Из распяленных, косматых тел опускаются вниз темные воронки‑хоботы смерчей, будто облака жадно сосут из земли остатки с таким трудом сбереженного тепла.
Стылая зимняя ночь. Нет спасения ни в лесу, ни в поле, и даже огонь не защитит – напротив, предаст, подманив к твоему ночлегу неотвратимую Смерть. Все живое, еще оставшееся в этих краях, уже давно забилось в логовища – неважно, берлога ли это под корнями вывороченной сосны или обнесенный частоколом хутор. Кто не успел, того к утру не станет. Таков закон. Такова плата. С нею все согласны. А которые несогласны были... попытались когда‑то, говорят, драпать на юг, да только все на Костяных Холмах и сгинули.

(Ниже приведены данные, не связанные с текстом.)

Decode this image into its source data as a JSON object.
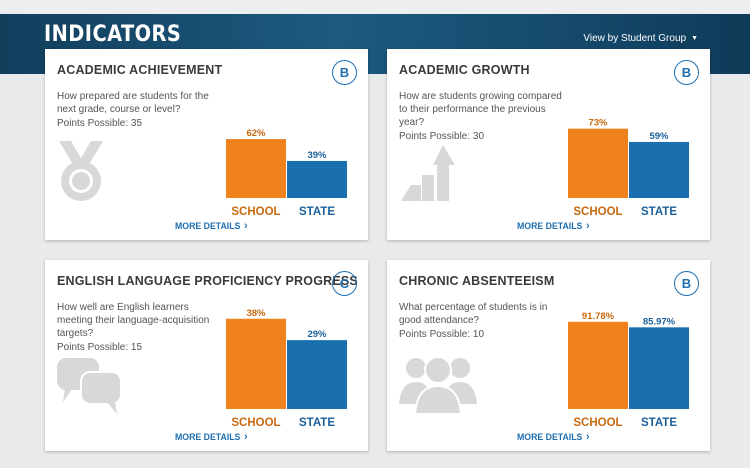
{
  "header": {
    "title": "INDICATORS",
    "view_toggle": "View by Student Group"
  },
  "colors": {
    "school": "#f0821e",
    "state": "#1a6faf",
    "accent": "#1f6fb0",
    "icon": "#d8d8d8"
  },
  "cards": [
    {
      "title": "ACADEMIC ACHIEVEMENT",
      "grade": "B",
      "question": "How prepared are students for the next grade, course or level?",
      "points": "Points Possible: 35",
      "icon": "medal-icon",
      "more": "MORE DETAILS"
    },
    {
      "title": "ACADEMIC GROWTH",
      "grade": "B",
      "question": "How are students growing compared to their performance the previous year?",
      "points": "Points Possible: 30",
      "icon": "growth-arrow-icon",
      "more": "MORE DETAILS"
    },
    {
      "title": "ENGLISH LANGUAGE PROFICIENCY PROGRESS",
      "grade": "C",
      "question": "How well are English learners meeting their language-acquisition targets?",
      "points": "Points Possible: 15",
      "icon": "speech-bubbles-icon",
      "more": "MORE DETAILS"
    },
    {
      "title": "CHRONIC ABSENTEEISM",
      "grade": "B",
      "question": "What percentage of students is in good attendance?",
      "points": "Points Possible: 10",
      "icon": "people-icon",
      "more": "MORE DETAILS"
    }
  ],
  "chart_data": [
    {
      "type": "bar",
      "categories": [
        "SCHOOL",
        "STATE"
      ],
      "values": [
        62,
        39
      ],
      "labels": [
        "62%",
        "39%"
      ],
      "ylim": [
        0,
        100
      ]
    },
    {
      "type": "bar",
      "categories": [
        "SCHOOL",
        "STATE"
      ],
      "values": [
        73,
        59
      ],
      "labels": [
        "73%",
        "59%"
      ],
      "ylim": [
        0,
        100
      ]
    },
    {
      "type": "bar",
      "categories": [
        "SCHOOL",
        "STATE"
      ],
      "values": [
        38,
        29
      ],
      "labels": [
        "38%",
        "29%"
      ],
      "ylim": [
        0,
        40
      ]
    },
    {
      "type": "bar",
      "categories": [
        "SCHOOL",
        "STATE"
      ],
      "values": [
        91.78,
        85.97
      ],
      "labels": [
        "91.78%",
        "85.97%"
      ],
      "ylim": [
        0,
        100
      ]
    }
  ]
}
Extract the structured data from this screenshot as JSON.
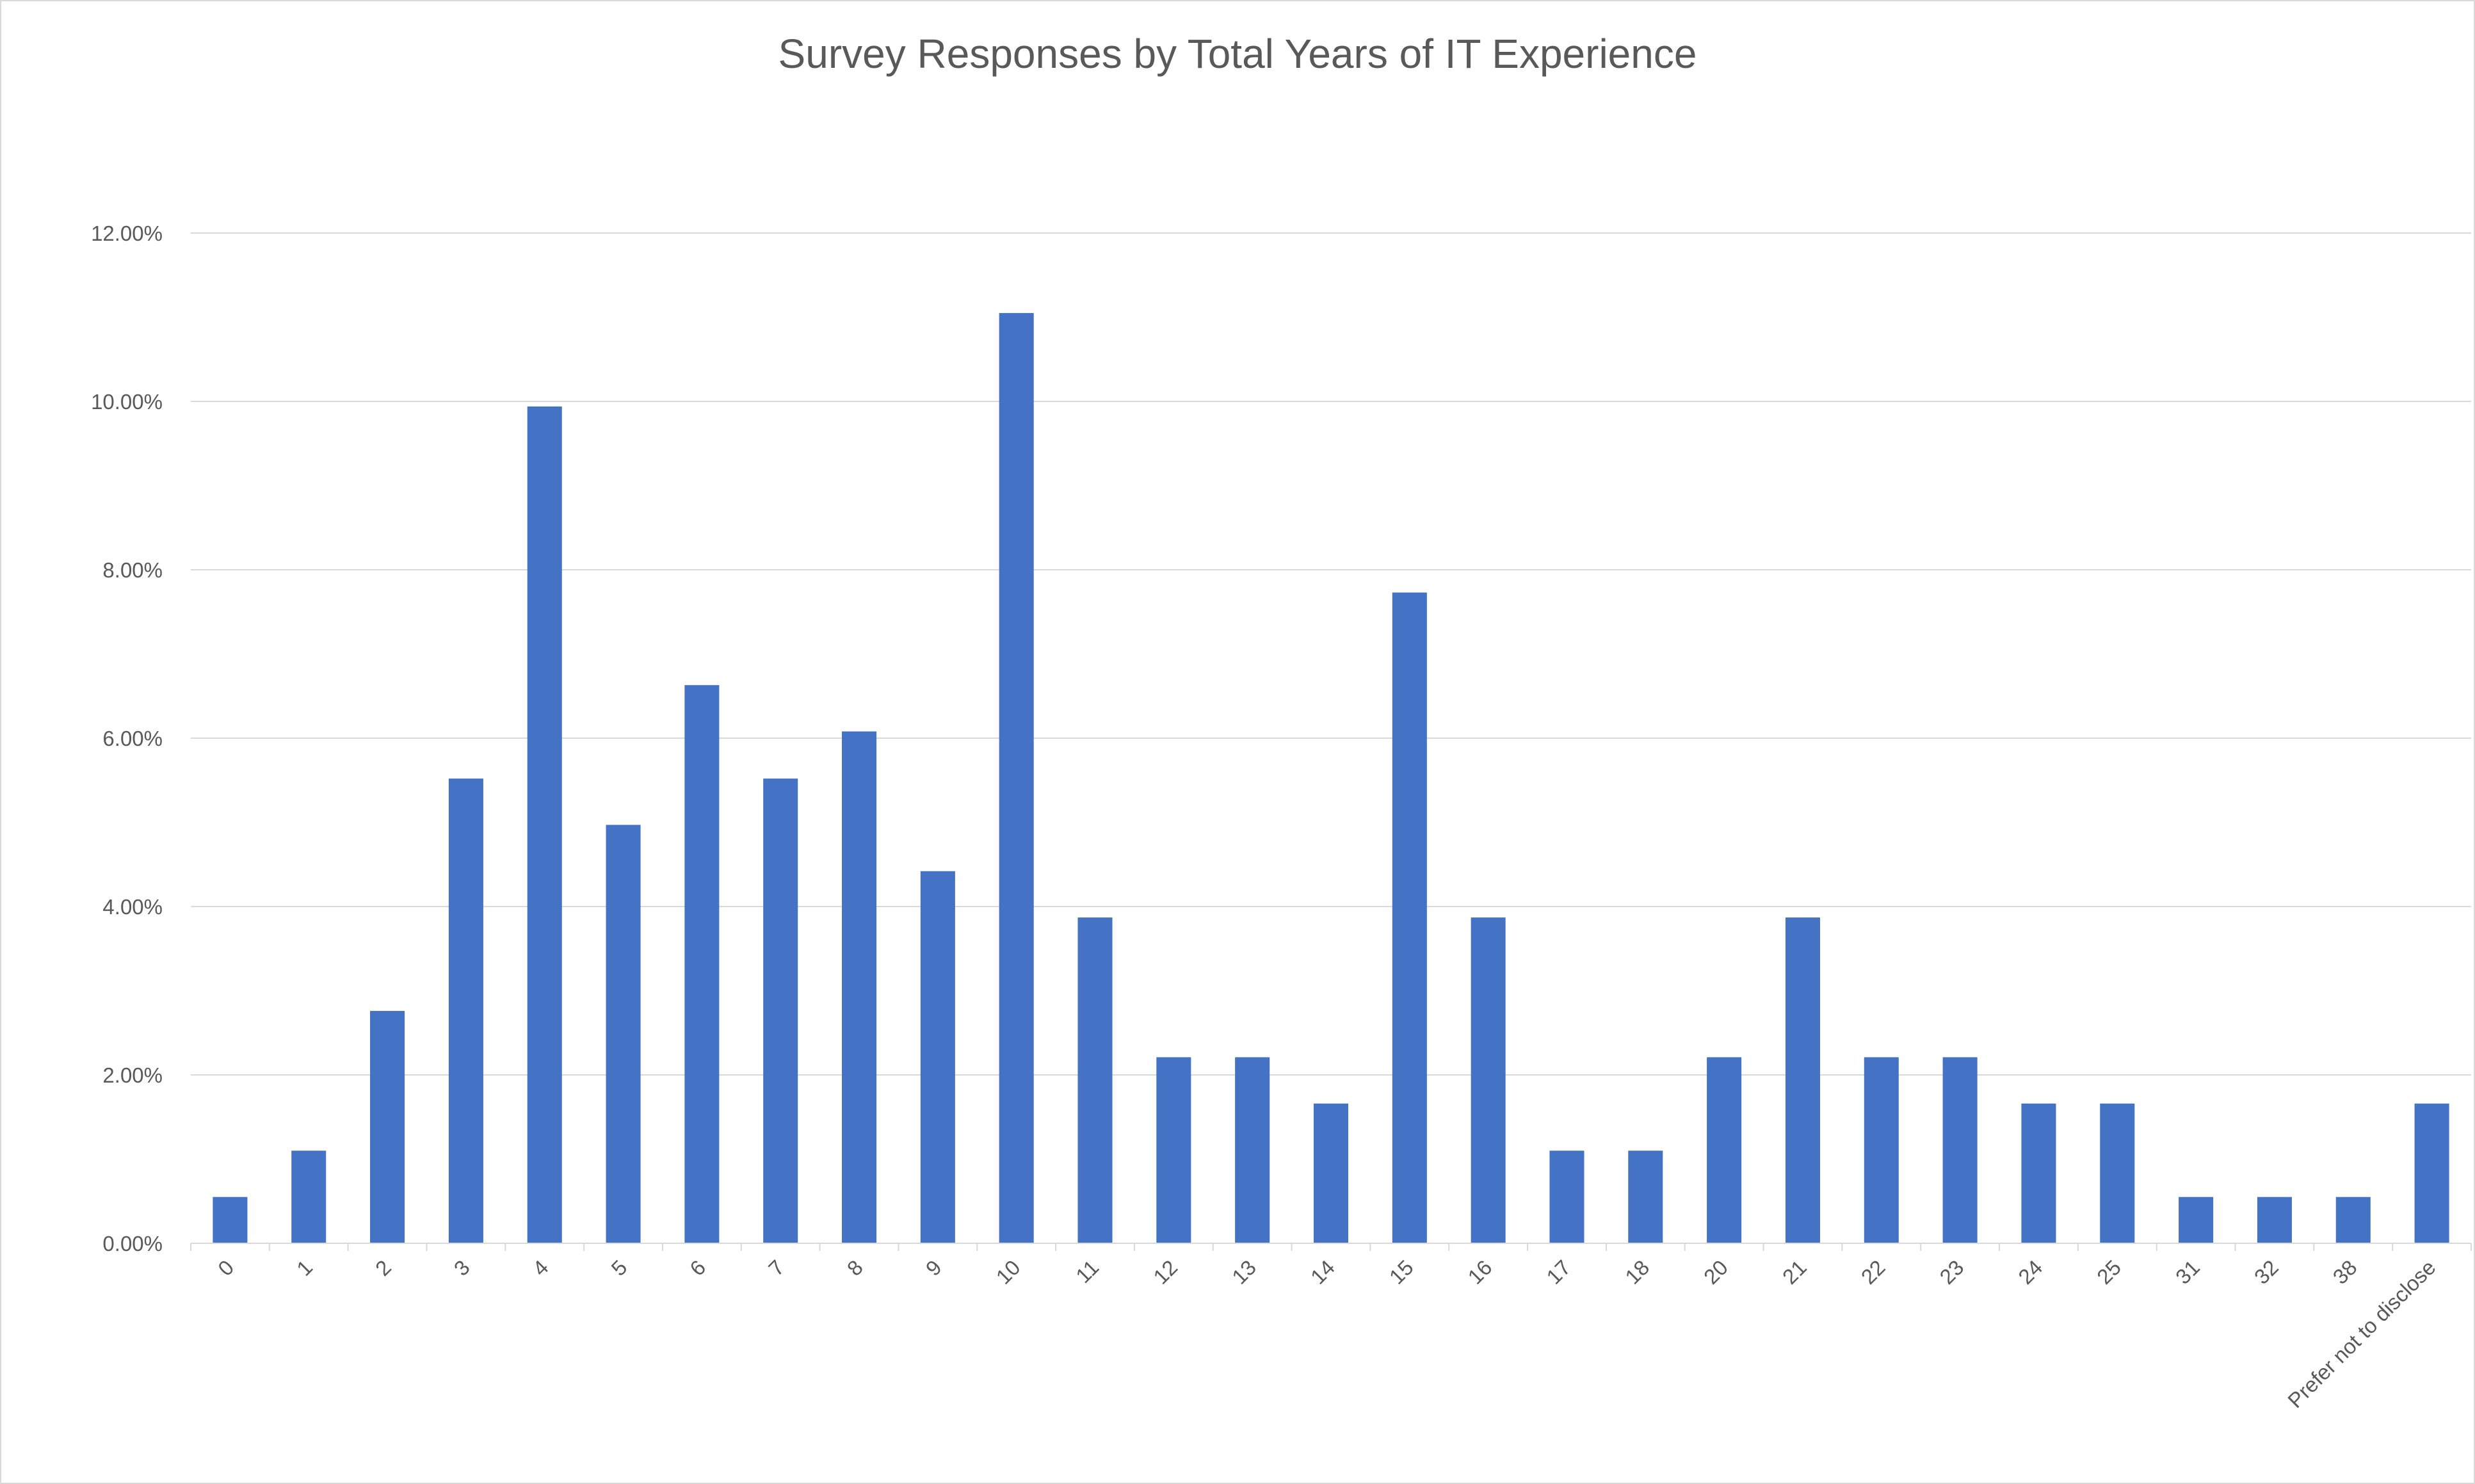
{
  "chart_data": {
    "type": "bar",
    "title": "Survey Responses by Total Years of IT Experience",
    "xlabel": "",
    "ylabel": "",
    "categories": [
      "0",
      "1",
      "2",
      "3",
      "4",
      "5",
      "6",
      "7",
      "8",
      "9",
      "10",
      "11",
      "12",
      "13",
      "14",
      "15",
      "16",
      "17",
      "18",
      "20",
      "21",
      "22",
      "23",
      "24",
      "25",
      "31",
      "32",
      "38",
      "Prefer not to disclose"
    ],
    "values": [
      0.55,
      1.1,
      2.76,
      5.52,
      9.94,
      4.97,
      6.63,
      5.52,
      6.08,
      4.42,
      11.05,
      3.87,
      2.21,
      2.21,
      1.66,
      7.73,
      3.87,
      1.1,
      1.1,
      2.21,
      3.87,
      2.21,
      2.21,
      1.66,
      1.66,
      0.55,
      0.55,
      0.55,
      1.66
    ],
    "ylim": [
      0,
      12
    ],
    "yticks": [
      "0.00%",
      "2.00%",
      "4.00%",
      "6.00%",
      "8.00%",
      "10.00%",
      "12.00%"
    ],
    "grid": true,
    "legend": "none",
    "bar_color": "#4472C4",
    "gridline_color": "#d9d9d9",
    "text_color": "#595959"
  }
}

Собственно, с тех пор гряду и прозвали Костяной – черепа да ребра до сих пор ветер по увалам катает. Никто не ушел. Костлявая в своих владениях никого не упустит.

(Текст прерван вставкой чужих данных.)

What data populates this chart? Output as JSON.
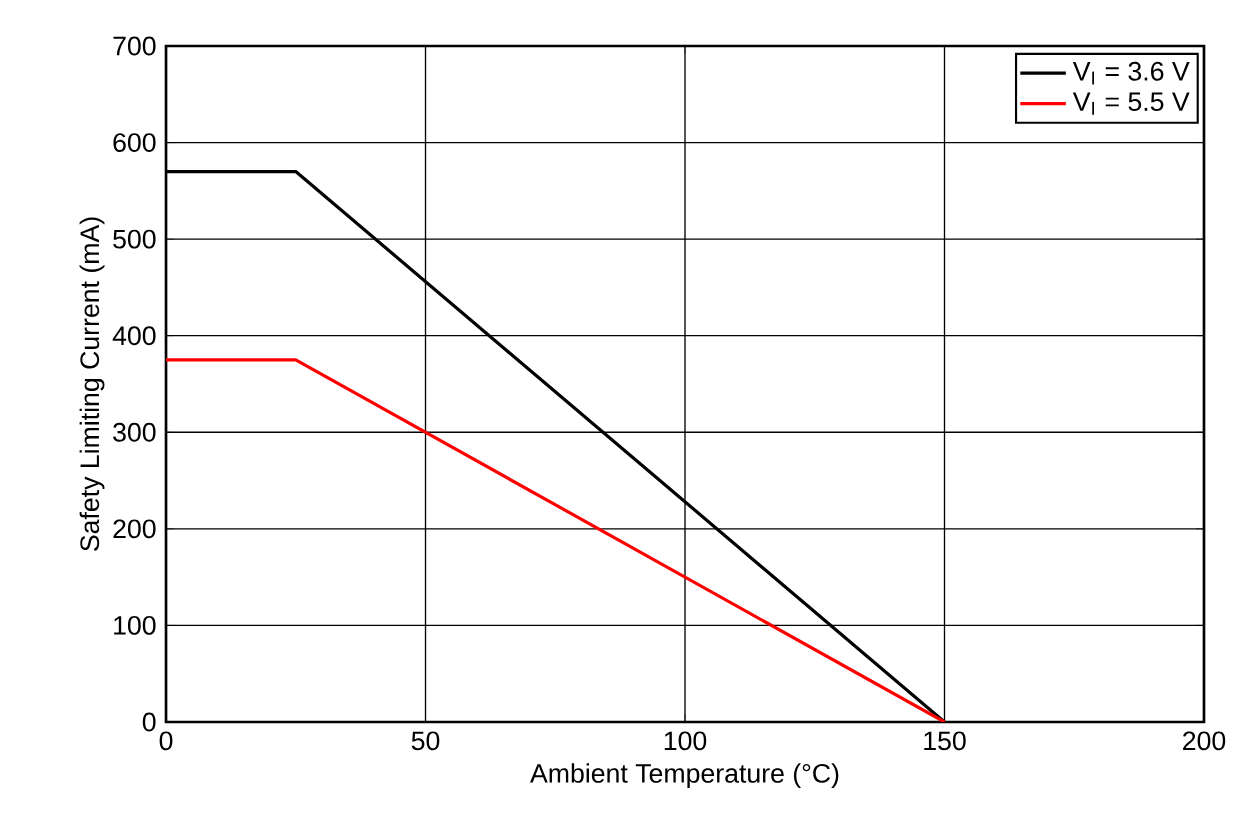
{
  "chart_data": {
    "type": "line",
    "xlabel": "Ambient Temperature (°C)",
    "ylabel": "Safety Limiting Current (mA)",
    "xlim": [
      0,
      200
    ],
    "ylim": [
      0,
      700
    ],
    "xticks": [
      0,
      50,
      100,
      150,
      200
    ],
    "yticks": [
      0,
      100,
      200,
      300,
      400,
      500,
      600,
      700
    ],
    "grid": true,
    "legend": "top right",
    "series": [
      {
        "name": "V$_{I}$ = 3.6 V",
        "color": "#000000",
        "x": [
          0,
          25,
          150
        ],
        "values": [
          570,
          570,
          0
        ]
      },
      {
        "name": "V$_{I}$ = 5.5 V",
        "color": "#ff0000",
        "x": [
          0,
          25,
          150
        ],
        "values": [
          375,
          375,
          0
        ]
      }
    ]
  }
}
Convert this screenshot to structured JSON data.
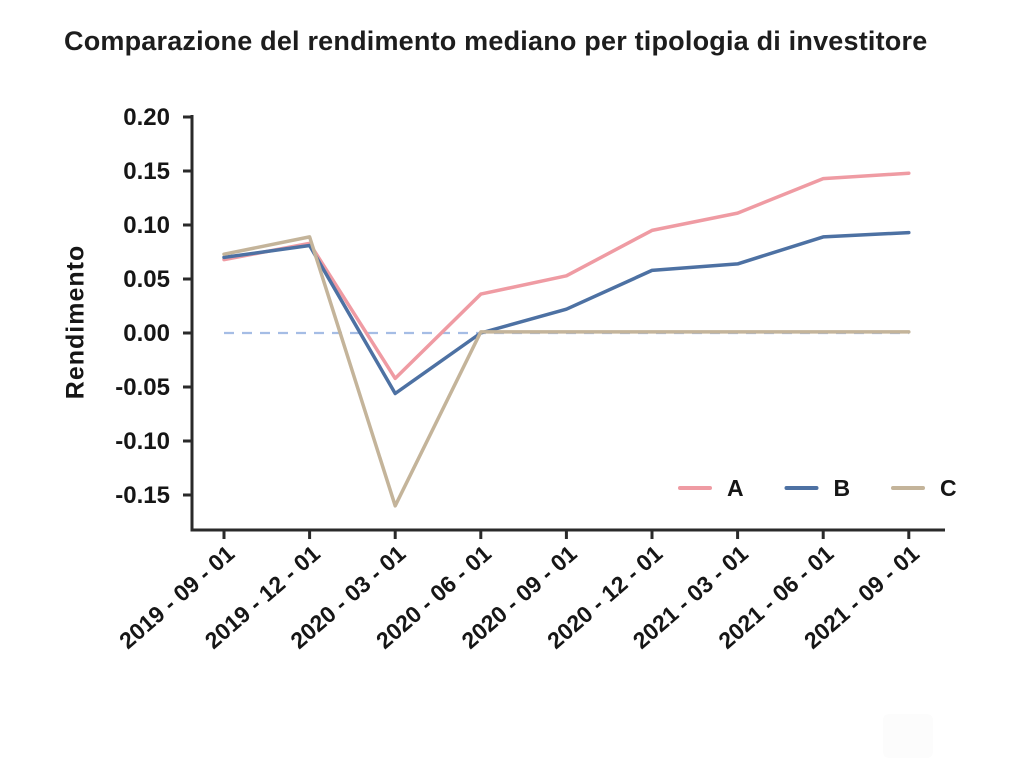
{
  "title": "Comparazione del rendimento mediano per tipologia di investitore",
  "chart_data": {
    "type": "line",
    "title": "Comparazione del rendimento mediano per tipologia di investitore",
    "xlabel": "",
    "ylabel": "Rendimento",
    "x_categories": [
      "2019 - 09 - 01",
      "2019 - 12 - 01",
      "2020 - 03 - 01",
      "2020 - 06 - 01",
      "2020 - 09 - 01",
      "2020 - 12 - 01",
      "2021 - 03 - 01",
      "2021 - 06 - 01",
      "2021 - 09 - 01"
    ],
    "series": [
      {
        "name": "A",
        "color": "#ef9ba3",
        "values": [
          0.068,
          0.083,
          -0.042,
          0.036,
          0.053,
          0.095,
          0.111,
          0.143,
          0.148
        ]
      },
      {
        "name": "B",
        "color": "#4d71a3",
        "values": [
          0.07,
          0.081,
          -0.056,
          0.0,
          0.022,
          0.058,
          0.064,
          0.089,
          0.093
        ]
      },
      {
        "name": "C",
        "color": "#c4b49a",
        "values": [
          0.073,
          0.089,
          -0.16,
          0.001,
          0.001,
          0.001,
          0.001,
          0.001,
          0.001
        ]
      }
    ],
    "yticks": [
      0.2,
      0.15,
      0.1,
      0.05,
      0.0,
      -0.05,
      -0.1,
      -0.15
    ],
    "ylim": [
      -0.18,
      0.2
    ],
    "grid": false,
    "legend_position": "lower right",
    "zero_line": {
      "value": 0.0,
      "style": "dashed",
      "color": "#a5bde5"
    },
    "axis_color": "#2a2a2a",
    "text_color": "#161616",
    "background_color": "#ffffff"
  }
}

Стены хором сотрясаются под напором ветра. Сотрясаются, несмотря на два слоя бревен и торфяную подушку меж ними. По углам уже разлеглась изморозь, хотя в обеих печах и придверном очаге вовсю исходит синим огнем гномий горюч‑камень, за немалую цену и с великим риском доставленный летним водным путем с гор Ар‑ан‑Ашпаранга. Дальние горницы и светлицы давно покинуты. Вся большая семья от мала до велика здесь, возле громадных печей. За перегородкой – скотина, ей тепло нужно не меньше. А коли падет корова или, скажем, дойная лосиха, считай, половина ребятишек до весны не дотянет.
В просторной избе тихо. Только негромко позвякивают в лад струны на старом гареке в руках старика Фиорга. Один он умеет отогнать – пусть ненадолго! – гнетущую тоску этих ночных часов, когда снаружи вовсю ярится буря; а это значит, что Орда вновь вышла на большую охоту
Фиорг начинает песню. Она тягуча и протяжна, эта песня, голос старика дребезжит и срывается, однако его все слушают, затаив дыхание. Он один умеет оживить гарек. А люди крепко помнят былое пророчество, что за немалые деньги изрек проходивший мимо странствующий эльф‑гадатель: "Доколе звучит гарек, дотоле стоять стенам Аргниста!"
Аргнист – это хозяин хутора. Сам он нездешний. Был когда‑то сотником королевского войска, служил на юге, в самом зеленом Галене, где, болтают, море даже в лютовье не замерзает. А сюда попал, когда двинул его величество полки на Орду, думая покончить дело одним махом, да только и сам тут остался, и войско его почти все здесь полегло. Аргнист уцелел чудом. А назад пробиться уже путей не было... Однако мужик оказался не из хилых – сумел к людям выйти, а потом и хозяйством обзавестись. Ну а за Защитником дело не стало.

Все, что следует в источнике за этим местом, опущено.